View 200 MPH Billboard
“The 200-MPH Billboard: The Inside Story of How Big Money Changed NASCAR”
By Mark Yost
Book Review by Gregg Leary
Category:NASCAR -> Sprint Cup
From the dedication to Chris Economaki through fifteen chapters and an epilogue, Mark Yost uses paper and an artist’s brush to erect a very visible billboard to the fascinating sport of NASCAR racing. Brian Williams, Anchor of NBC Nightly News, is a good choice to pen the Foreword. Williams writes, “Does the spectacle of the first, full-speed lap at Talladega or Bristol cause your chest to thump and bring tears to your eyes? Or did you read about the sport in Time magazine and watch the Daytona 500 from a glassed-in luxury hospitality suite?” The answer probably separates the “old” NASCAR fans from the “new” NASCAR fans.
Williams writes, “Real fans commit the starting field to memory,” BUT, “the fans are getting squeezed as the sport expands…hours in traffic, a parking spot miles away and exorbitant prices on ticket packages that force fans to buy for three days worth of events when all they want to see is the main event on any given Sunday.” Such is the dilemma NASCAR faces in trying to balance its “old” and “new” fans.
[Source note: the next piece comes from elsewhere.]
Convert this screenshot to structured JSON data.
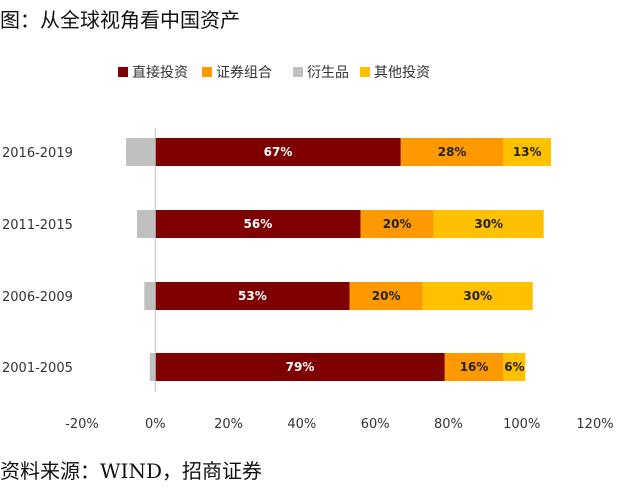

In the Introduction, “Fifty years of Racing at Daytona,” Yost contrasts Johnny Allen with Jimmie Johnson. “Johnny Allen drove to his first Daytona 500 in 1959 and slept in his car. Jimmie Johnson flew down to Daytona on a private jet and spent the week of the race on the 150-foot yacht that he owns with fellow driver Jeff Gordon. When he was at the track, Johnson spent his down time in his new 1.4 million-dollar motor coach. The most money Johnny Allen ever won was $7,500 for finishing second at the Atlanta 500 in 1960. Jimmie Johnson’s single biggest payday was $1.5 million, for winning the 2006 Daytona 500. Over his thirteen-year career, Johnny Allen won $62,963. Jimmie Johnson, who is in just his seventh year of Nextel cup competition, has won more than $45 million. How did NASCAR get from Johnny Allen to Jimmie Johnson?” Mark Yost traces the meteoric rise of NASCAR in fifteen chapters.
1: A Good Old Boy Goes Courting: How NASCAR Wooed Corporate America
2: The Suite Life
3: Betting the Farm: The Early Days of NASCAR
4: From Rags to Riches: Junior Johnson Turns Tobacco into Gold
5: The Sponsorship Shepherds: Four Hundred Cases of Coffee and a Side of Viggy
6: Mama, I’m Gonna Be on TV: The Small Screen Revolution
7: When NASCAR Comes to Town: How Much is That Track in the Midwest?
8: Speed Dating for Dollars: Inside the NASCAR B2B Council
9: See the Brown Truck Go: How UPS Took NASCAR to Mexico
10: Fantasy Accidents: Allstate’s All-Star Ad Campaign
11: What’s DLP?: Educating the Public at 200 Miles Per Hour
12: The Military Marches In: Recruiting at the Racetrack
13: Bringing the Big Show to the Little Store: How Associate Sponsorship
Changed the Game
14: Teaching Old Brands New Tricks: A Wunderkind Helps Goodyear Leverage Its
Legacy
15: We’re An American Brand: Toyota Comes to NASCAR
Epilogue: What’s Next for NASCAR?
“The 200-MPH Billboard” is fascinating. It answers many interesting questions and brings to light many little known stories, tidbits and trivia that help tell the full NASCAR story. For instance:
Why is the date February 15, 1979 important?
Why 1971 laws banning cigarette advertising on television were a godsend to NASCAR.
Who brought RJ Reynolds into the sport?
How much does it cost to be a primary sponsor on a Nextel Cup car today?
Who was the only driver to retire as NASCAR Cup Champion?
Who sold a prize cow to buy his first race car?
What was NASCAR’s first national sponsor?
Who was Bill Brodrick?
How did Tim Flock check his tire wear during a race?
Whose race car was pulled from Lake Lloyd during the 1960 Daytona 500?
How Mario Andretti lost $1,000 by NOT showing his underwear.
How the Maxwell House Racing Simulator revolutionized marketing.
What did Lowe’s pay for naming rights to Charlotte Motor Speedway?
Why were Folger’s and Tide so important to NASCAR?
How did NASCAR take a page out of the NFL playbook when it came to consolidating television rights?
What is the NASCAR B2B Council and why is it so important to sponsors?
When did Toyota become involved with NASCAR?
Will NASCAR build all the Cars of Tomorrow and sell them to the teams?
“The 200-MPH Billboard” is a thought provoking read that documents a largely untold side of NASCAR racing. I would have given it five out of five lug nuts…but an error in the introduction that says the banking at Daytona is 35 degrees instead of 31 degrees knocks the rating down to four out of five lug nuts.